Q
ue s’est-il passé à l’automne 2019 et l’hiver suivant ? Les grandes lignes de l’histoire sont connues. Né à Wuhan en Asie, un virus est parti à la conquête de la planète. Au-delà des enjeux médicaux, une vaste opération économique et diplomatique s’est alors mise en place. La France et la Chine sont au cœur de la tempête décrite dans Déraisons d’États.
Éric Corbeyran présente les événements selon trois points de vue complémentaires. D’abord celui de Georges Champagny, conseiller au cabinet du président de la République. Ensuite, Jeanne Brun, pneumologue au Centre hospitalier universitaire de la Timone à Marseille ; puis Pierre Fleurus, journaliste à Channel News Network. Le trio subodore que l’heure est grave, mais il peine à se faire entendre par les politiciens et les hauts fonctionnaires. Ces personnages, tous fictifs, sont les moteurs de la narration inscrite dans un cadre très réaliste.

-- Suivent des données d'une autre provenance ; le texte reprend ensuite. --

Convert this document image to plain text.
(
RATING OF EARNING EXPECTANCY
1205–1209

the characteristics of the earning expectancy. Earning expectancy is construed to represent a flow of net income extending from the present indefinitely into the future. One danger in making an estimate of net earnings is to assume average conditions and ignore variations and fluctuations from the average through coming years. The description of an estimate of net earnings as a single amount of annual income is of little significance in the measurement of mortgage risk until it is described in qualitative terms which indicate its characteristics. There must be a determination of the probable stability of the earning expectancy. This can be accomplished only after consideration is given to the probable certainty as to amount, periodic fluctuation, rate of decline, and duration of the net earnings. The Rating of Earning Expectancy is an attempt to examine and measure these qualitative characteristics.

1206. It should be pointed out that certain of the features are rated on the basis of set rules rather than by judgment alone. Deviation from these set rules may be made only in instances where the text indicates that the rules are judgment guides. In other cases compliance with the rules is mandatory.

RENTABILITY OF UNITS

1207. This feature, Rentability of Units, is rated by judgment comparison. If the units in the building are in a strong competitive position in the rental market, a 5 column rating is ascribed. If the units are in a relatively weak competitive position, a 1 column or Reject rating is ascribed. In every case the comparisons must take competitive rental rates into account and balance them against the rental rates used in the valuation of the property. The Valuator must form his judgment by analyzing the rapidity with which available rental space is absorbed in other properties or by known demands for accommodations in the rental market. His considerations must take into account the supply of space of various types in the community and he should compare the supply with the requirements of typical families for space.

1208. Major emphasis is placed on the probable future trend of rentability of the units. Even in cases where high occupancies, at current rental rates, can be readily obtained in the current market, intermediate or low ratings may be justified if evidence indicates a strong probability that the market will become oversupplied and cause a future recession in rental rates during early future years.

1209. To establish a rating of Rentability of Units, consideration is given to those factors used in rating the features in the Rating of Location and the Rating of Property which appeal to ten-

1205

L’auteur n’est pas tendre avec les décideurs. Il pointe l’opacité du gouvernement chinois qui a tardé à aviser le monde, avant de commercialiser, à fort prix, masques et respirateurs. Il souligne également à quel point les Français ont longuement tergiversé avant de prendre la réelle mesure de la catastrophe à venir. Alors qu’un nouvel ordre mondial se redéfinit, les intervenants évitent d’irriter la superpuissance politique, commerciale et scientifique.
Il demeure difficile de déterminer la part de faits avérés et de théories dans ce projet. La collaboration au scénario de l’homme politique Olivier Darasson et du reporter Renaud Girard invite tout de même à croire que les assises de l’intrigue sont solides. Certaines pistes semblent toutefois moins avérées, notamment lorsque les protagonistes spéculent sur la nature des recherches réalisées à l’institut de virologie chinois. Une mise en contexte ou une postface aurait été bienvenues.
Dans cet album aux allures de documentaire, les illustrations de Valentine Sarrazin jouent un rôle secondaire. Elles apparaissent d’ailleurs rapidement exécutées ; les acteurs ont souvent d’étranges moues et les décors se montrent sommaires, voire inexistants.
Un bel exercice de politique-fiction. Au final, le lecteur se dit que ce qui fait le plus peur dans cette pandémie, ce n’est pas vraiment le virus, mais plutôt le manque de lucidité des uns et l’opportunisme des autres.